# In Regression Part


## Let's Implement Backward Elimination

    - Backward elimination starts from a full regression model with all variables and then removes variables one by one
    
============================================================================

### Importing Modules

In [1]:
from sklearn import linear_model
import numpy as np
import scipy
import pandas as pd
from scipy.stats import f

### Importing Dataset - Cement.txt

In [2]:
fname='dataset_cement.txt'
df=pd.read_table(fname, sep='\t',names=['aluminate','silcate','ferrite','dical_sil','hardening'])
y=df['hardening'].values

df.head()

Unnamed: 0,aluminate,silcate,ferrite,dical_sil,hardening
0,7,26,6,60,78.5
1,1,29,15,52,74.3
2,11,56,8,20,104.3
3,11,31,8,47,87.6
4,7,52,6,33,95.9


### Define User's Functions : SSR, MSE and Partial F

In [3]:
def SSR(y_pred, y_real):
    y_mean = y_real.mean()
    
    ssr = sum((y_pred-y_mean)**2)
    
    return ssr

def MSE(y_pred, y_real, p_num):
    
    sse = sum((y_pred-y_real)**2)
    mse = sse/(len(y_pred)-p_num-1)
    
    return mse

def Partial_F(before_ssr, after_ssr, mse):
    
    f_value = (before_ssr -after_ssr)/mse
    
    return f_value

### Modeling Linear Regression and Specifying p-value as variable removal condition

In [4]:
clf=linear_model.LinearRegression(normalize=True)
p_remove=0.15

### Implementing Backward Elimination

In [5]:
selected_cols = ['aluminate','silcate','ferrite','dical_sil']
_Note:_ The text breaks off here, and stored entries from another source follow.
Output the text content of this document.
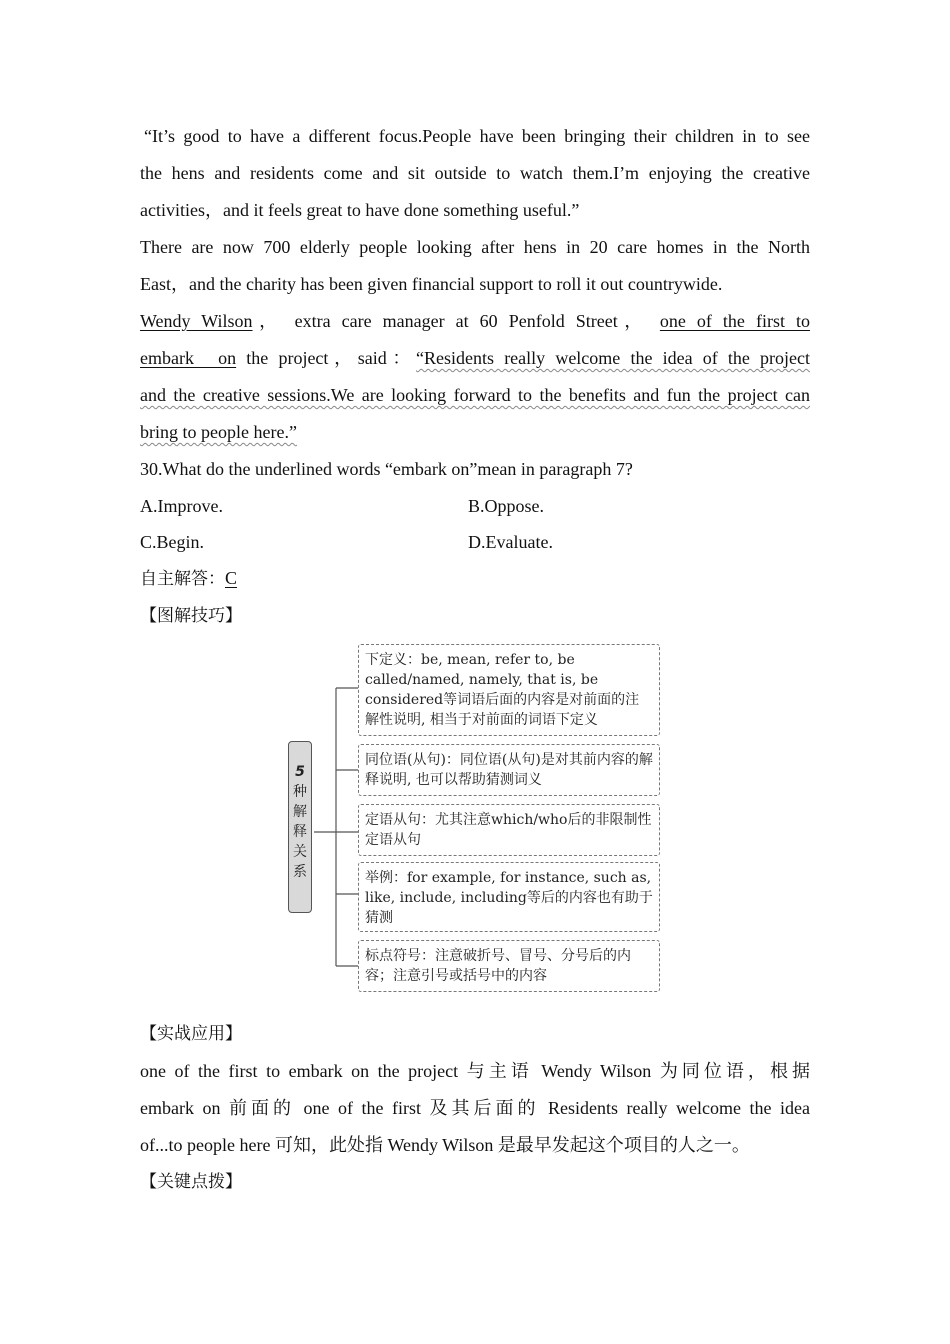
“It’s good to have a different focus.People have been bringing their children in to see
the hens and residents come and sit outside to watch them.I’m enjoying the creative
activities，and it feels great to have done something useful.”
There are now 700 elderly people looking after hens in 20 care homes in the North
East，and the charity has been given financial support to roll it out countrywide.
Wendy Wilson， extra care manager at 60 Penfold Street， one of the first to
embark on the project，said：“Residents really welcome the idea of the project
and the creative sessions.We are looking forward to the benefits and fun the project can
bring to people here.”
30.What do the underlined words “embark on”mean in paragraph 7?
A.Improve.	B.Oppose.
C.Begin.	D.Evaluate.
自主解答：C
【图解技巧】
5
种
解
释
关
系
下定义：be, mean, refer to, be called/named, namely, that is, be considered等词语后面的内容是对前面的注解性说明, 相当于对前面的词语下定义
同位语(从句)：同位语(从句)是对其前内容的解释说明, 也可以帮助猜测词义
定语从句：尤其注意which/who后的非限制性定语从句
举例：for example, for instance, such as, like, include, including等后的内容也有助于猜测
标点符号：注意破折号、冒号、分号后的内容；注意引号或括号中的内容
【实战应用】
one of the first to embark on the project 与主语 Wendy Wilson 为同位语，根据
embark on 前面的 one of the first 及其后面的 Residents really welcome the idea
of...to people here 可知，此处指 Wendy Wilson 是最早发起这个项目的人之一。
【关键点拨】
while len(selected_cols)>1: 

    p_num= len(selected_cols)
    clf.fit(df.loc[:,selected_cols], y)
    y_pred = clf.predict(df.loc[:,selected_cols])
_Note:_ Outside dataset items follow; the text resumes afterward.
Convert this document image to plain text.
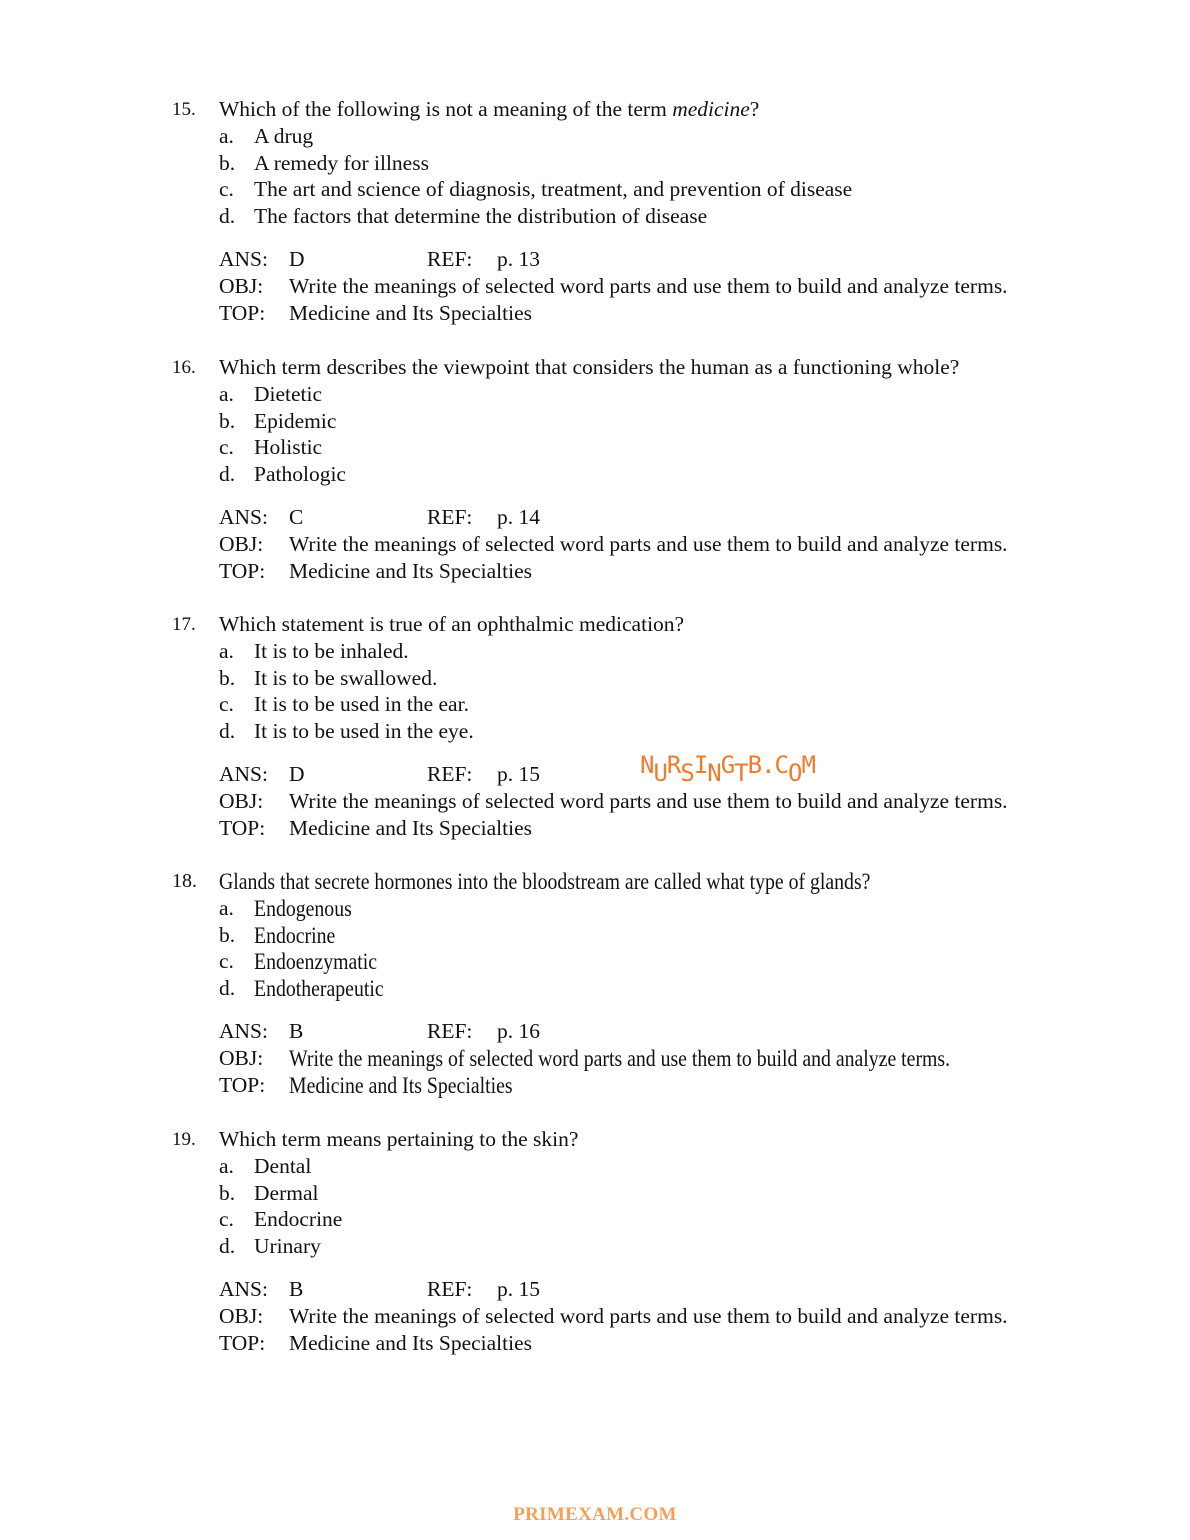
15. Which of the following is not a meaning of the term medicine?
a. A drug
b. A remedy for illness
c. The art and science of diagnosis, treatment, and prevention of disease
d. The factors that determine the distribution of disease
ANS: D	REF: p. 13
OBJ: Write the meanings of selected word parts and use them to build and analyze terms.
TOP: Medicine and Its Specialties
16. Which term describes the viewpoint that considers the human as a functioning whole?
a. Dietetic
b. Epidemic
c. Holistic
d. Pathologic
ANS: C	REF: p. 14
OBJ: Write the meanings of selected word parts and use them to build and analyze terms.
TOP: Medicine and Its Specialties
17. Which statement is true of an ophthalmic medication?
a. It is to be inhaled.
b. It is to be swallowed.
c. It is to be used in the ear.
d. It is to be used in the eye.
ANS: D	REF: p. 15
OBJ: Write the meanings of selected word parts and use them to build and analyze terms.
TOP: Medicine and Its Specialties
NURSINGTB.COM
18. Glands that secrete hormones into the bloodstream are called what type of glands?
a. Endogenous
b. Endocrine
c. Endoenzymatic
d. Endotherapeutic
ANS: B	REF: p. 16
OBJ: Write the meanings of selected word parts and use them to build and analyze terms.
TOP: Medicine and Its Specialties
19. Which term means pertaining to the skin?
a. Dental
b. Dermal
c. Endocrine
d. Urinary
ANS: B	REF: p. 15
OBJ: Write the meanings of selected word parts and use them to build and analyze terms.
TOP: Medicine and Its Specialties
PRIMEXAM.COM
    intial_f = (SSR(y_pred, y)/p_num) / MSE(y_pred, y, p_num) # MSR/MSE = F
    intial_ssr = SSR(y_pred, y)
    intial_mse = MSE(y_pred, y, p_num)

    partial_f_values=[]
    ssr_list=[]
    f_p_value = []

    for col in selected_cols:

        inputs = df.loc[:,selected_cols].drop(col,axis=1,inplace=False).values

        clf.fit(inputs, y)
        y_pred=clf.predict(inputs)

        ssr_list.append(SSR(y_pred, y))

        partial_f_values.append((intial_ssr-ssr_list[-1])/intial_mse)        
        f_p_value.append(f.cdf(partial_f_values[-1], p_num-1 ,len(y_pred)-p_num-2))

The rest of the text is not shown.